Overdraft fees often include more than just the one-time fee for overdrafting an account. Once in a while, A bank charges an overdraft fee multiple times a day if a customer continues to use their debit card without sufficient funds in their account, which can add up to hundreds of dollars. There may also be additional associated fees for having a negative current account balance, using an overdraft protection wire transfer service, or using an overdraft line of credit. Ultimately, consumers can be responsible for significant overdraft fees, making financial difficulties even more difficult.

“Some consumers get into a bad overdraft pattern, often because they made a mistake or didn’t receive the payment they expected,” says Phillips. “When they get paid back, a lot of that is used to pay off overdraft fees. It’s not sustainable, especially for people who are on the lower socioeconomic spectrum or don’t have a steady income, like people who work in the gig economy or have hourly jobs.”

When banks enforce overdraft fees, they have an opportunity to penalize people who are likely already facing financial difficulties. The coronavirus pandemic has highlighted this hardship as people have had to adjust to new ways of working and making ends meet. Therefore, the trend of banks getting rid of or reducing overdraft fees can be seen as a step forward for consumers who need help to improve their financial situation.

“By making changes to our overdraft and underfunding fee policies, we are offering our clients the ability to better manage their cash flow, correct course when needed, and support their growth and financial well-being,” said a spokesman for Capital One .

Getting rid of overdraft fees is good for consumers. Still, overdraft fees can be a relatively small source of income for a bank. For example, Capital One reported $3.1 billion in net income in the third quarter of 2021 alone. The $150 million that the company says it will lose to overdraft fees accounts for about 4.8% of its total net income for the quarter. Compared to full year sales, this percentage will drop dramatically.

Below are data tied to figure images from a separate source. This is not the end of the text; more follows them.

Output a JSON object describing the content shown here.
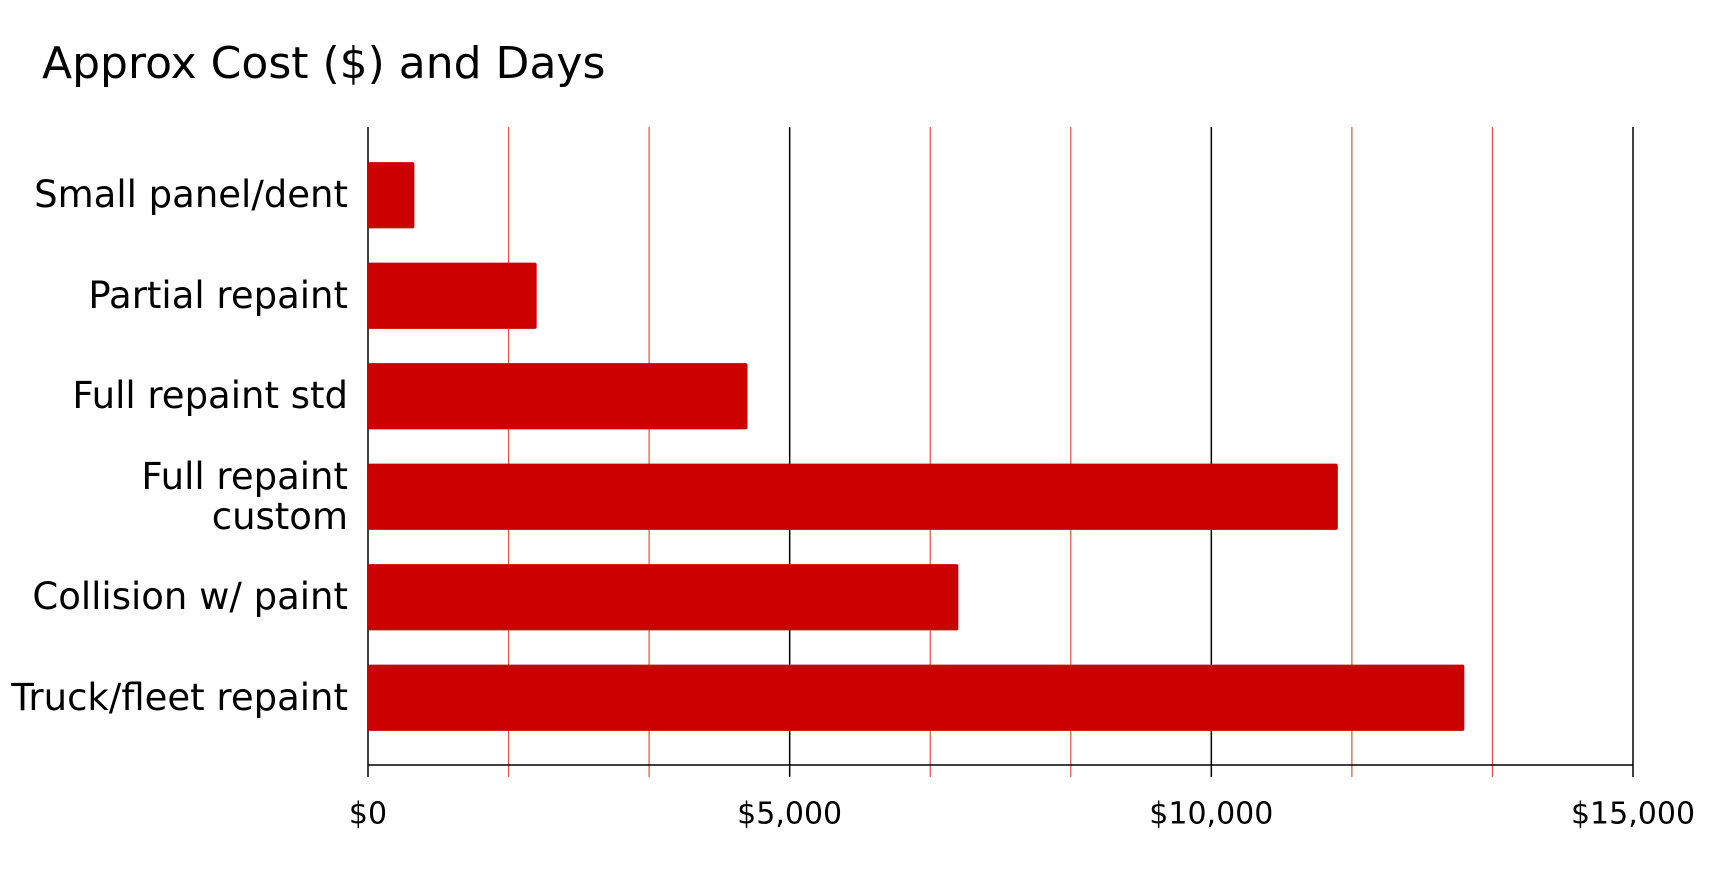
{
  "chart_data": {
    "type": "bar",
    "orientation": "horizontal",
    "title": "Approx Cost ($) and Days",
    "categories": [
      "Small panel/dent",
      "Partial repaint",
      "Full repaint std",
      "Full repaint\ncustom",
      "Collision w/ paint",
      "Truck/fleet repaint"
    ],
    "values": [
      550,
      2000,
      4500,
      11500,
      7000,
      13000
    ],
    "color": "#cc0000",
    "xlim": [
      0,
      15000
    ],
    "xticks": [
      {
        "value": 0,
        "label": "$0"
      },
      {
        "value": 5000,
        "label": "$5,000"
      },
      {
        "value": 10000,
        "label": "$10,000"
      },
      {
        "value": 15000,
        "label": "$15,000"
      }
    ],
    "minor_xticks": [
      1666.67,
      3333.33,
      6666.67,
      8333.33,
      11666.67,
      13333.33
    ],
    "grid": true,
    "grid_color": "#000000",
    "minor_grid_color": "#e0503c"
  }
}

How consumers can assess and avoid overdraft fees

Consumers struggling with strict overdraft policies at their current bank can do so look at banking products which do not have overdraft fees or give customers the option to turn them off, meaning a transaction will be declined if there are insufficient funds in the account. Consumers can also look for banks that warn customers when their balance is getting low.

Because excessive overdraft fees can get in the way of wealth accumulation, Phillips sees the trend for banks to eliminate them as a positive and inclusive step for more consumers to build and maintain their financial security.

“We’re in a time when people need to participate equally in the financial mainstream,” says Phillips.